Friday, August 12, 2011

Shadows in August



The clouds slid across the hills yesterday in the form of shadows fluid and dark. I could see this dance of darkness and light changing the tree and earth surfaces in my view, yet being under the cloud shadows was a different story. The intense heat of the August sun halted and the coolness in the breeze stepped forward. Colors changed, and for a moment there were thoughts of those possible predicted thunderstorms. Fleeting, soundless and insubstantial, the clouds continued moving; tall grasses rustling in the sun. This is how we live, here in the shadow, here in the sun. We notice and we don't notice and each moment is just this.

So it is with the day lilies that open their blooms for one day. Clusters on a stalk promise blooms tomorrow or next week until the day comes when it is the last lily bud on the stalk. The bees find their way to the open blooms, the deer nibble off buds with no care for the bloom that is forever lost to sight. Lilies come and go, clouds shift, shadows come and go. Summer months that appear and beckon on the horizon from mid-winter are here and gone too.

So I am here in this moment at the computer, seeing the shadows move, watching the sun illuminate that particular clump of trees and blooming goldenrod, picking the blackberry seeds out from my back left molar. Not dead yet, no longer a child nor childbearing, seeking still a way to express the love I feel and comfort myself as a human being by sharing this moment in a blog post. Easier just to appreciate the raucous sound of the jays, and the fluttering dance of maple leaves in the sun.

Monday, August 1, 2011

Here Today, Here Now


I am puzzling over the odd illusion that I get things done, that there is an endpoint, that I do something until it is finished. There is great resistance in me over giving this idea up, yet I clearly see it as "an idea." Even in the setting of a goal there is really only the doing. I might finish a meal and wash the dishes but I am not done with eating. I may weed the garden but I am not done with gardening. I may hold headstand for a specific number of breaths but I am not done with headstand.

The lessons of the summer continue with every poppy and daylily bloom.

Living fully within the constraints of this very moment, not reaching into the future, nor grasping at the past, seems to require releasing this idea of "being done." It is not the same as leaving things unfinished, nor does it mean not accomplishing anything, but rather truly letting go of results. I think humans quite naturally construct beginnings and ends for emotional and psychological convenience and to feed the illusion of certainty that we find so comforting. It is a huge shift to loosen my grip on this way of understanding. Once I see it clearly, it seems to have pervaded everything.

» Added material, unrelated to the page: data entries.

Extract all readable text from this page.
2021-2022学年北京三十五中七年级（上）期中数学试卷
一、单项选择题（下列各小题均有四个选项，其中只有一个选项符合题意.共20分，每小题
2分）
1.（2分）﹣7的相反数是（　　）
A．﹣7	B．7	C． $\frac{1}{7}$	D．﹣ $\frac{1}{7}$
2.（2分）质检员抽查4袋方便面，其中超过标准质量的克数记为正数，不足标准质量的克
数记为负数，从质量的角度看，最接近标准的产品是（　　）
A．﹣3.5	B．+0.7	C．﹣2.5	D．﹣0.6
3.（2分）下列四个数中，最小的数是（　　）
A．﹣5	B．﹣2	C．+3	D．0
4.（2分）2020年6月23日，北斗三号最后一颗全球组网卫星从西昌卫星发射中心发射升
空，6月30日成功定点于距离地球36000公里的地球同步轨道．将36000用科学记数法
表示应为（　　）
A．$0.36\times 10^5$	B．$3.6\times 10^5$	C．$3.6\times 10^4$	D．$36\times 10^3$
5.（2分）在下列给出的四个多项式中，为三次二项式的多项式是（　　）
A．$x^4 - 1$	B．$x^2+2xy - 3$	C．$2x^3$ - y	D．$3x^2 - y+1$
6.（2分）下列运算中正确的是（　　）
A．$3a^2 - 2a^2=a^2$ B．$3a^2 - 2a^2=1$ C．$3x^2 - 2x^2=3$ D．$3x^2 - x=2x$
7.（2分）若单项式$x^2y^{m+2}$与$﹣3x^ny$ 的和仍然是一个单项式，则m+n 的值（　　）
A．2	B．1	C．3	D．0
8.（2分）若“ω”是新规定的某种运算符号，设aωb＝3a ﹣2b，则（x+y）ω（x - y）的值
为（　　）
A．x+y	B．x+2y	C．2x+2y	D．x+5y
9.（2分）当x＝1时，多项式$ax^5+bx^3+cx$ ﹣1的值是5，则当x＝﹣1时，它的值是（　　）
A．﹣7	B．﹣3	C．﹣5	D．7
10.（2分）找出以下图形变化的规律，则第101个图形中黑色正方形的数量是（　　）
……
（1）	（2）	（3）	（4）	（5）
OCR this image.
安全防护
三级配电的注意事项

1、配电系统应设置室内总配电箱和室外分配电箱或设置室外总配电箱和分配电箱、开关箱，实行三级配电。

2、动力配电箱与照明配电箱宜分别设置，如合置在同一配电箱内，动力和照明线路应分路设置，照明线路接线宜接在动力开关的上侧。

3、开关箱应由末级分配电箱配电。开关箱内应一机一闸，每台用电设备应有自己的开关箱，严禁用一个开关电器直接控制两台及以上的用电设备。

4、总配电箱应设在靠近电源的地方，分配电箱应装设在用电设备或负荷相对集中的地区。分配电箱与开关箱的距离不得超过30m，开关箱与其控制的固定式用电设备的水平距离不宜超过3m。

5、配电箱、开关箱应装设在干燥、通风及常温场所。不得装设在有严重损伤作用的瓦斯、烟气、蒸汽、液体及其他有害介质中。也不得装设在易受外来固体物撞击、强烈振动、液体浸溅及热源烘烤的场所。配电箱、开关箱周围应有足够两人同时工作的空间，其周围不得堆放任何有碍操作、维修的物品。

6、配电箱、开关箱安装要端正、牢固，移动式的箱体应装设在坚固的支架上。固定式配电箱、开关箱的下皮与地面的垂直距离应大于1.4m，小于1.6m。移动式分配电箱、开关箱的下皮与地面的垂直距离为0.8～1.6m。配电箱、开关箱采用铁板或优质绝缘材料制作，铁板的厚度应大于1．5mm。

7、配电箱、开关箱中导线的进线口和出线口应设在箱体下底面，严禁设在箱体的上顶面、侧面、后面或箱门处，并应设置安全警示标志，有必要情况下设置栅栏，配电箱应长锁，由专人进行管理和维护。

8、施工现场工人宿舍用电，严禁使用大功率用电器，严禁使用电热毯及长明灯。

Moments of being offer me great freedom from this clutching. In those moments when I can fully be in-the-being mode rather than in the doing-to-get-done mode, there is even greater happiness than from the illusory constructs. But my oh my how I do fight against this! That is where practice makes all the difference. Plodding along, moment by moment in meditation or a yoga session or in the garden, or the kitchen, or with a list, or in conversation, or contemplating my calendar, I can actively see my tendencies and practice loosening the grip.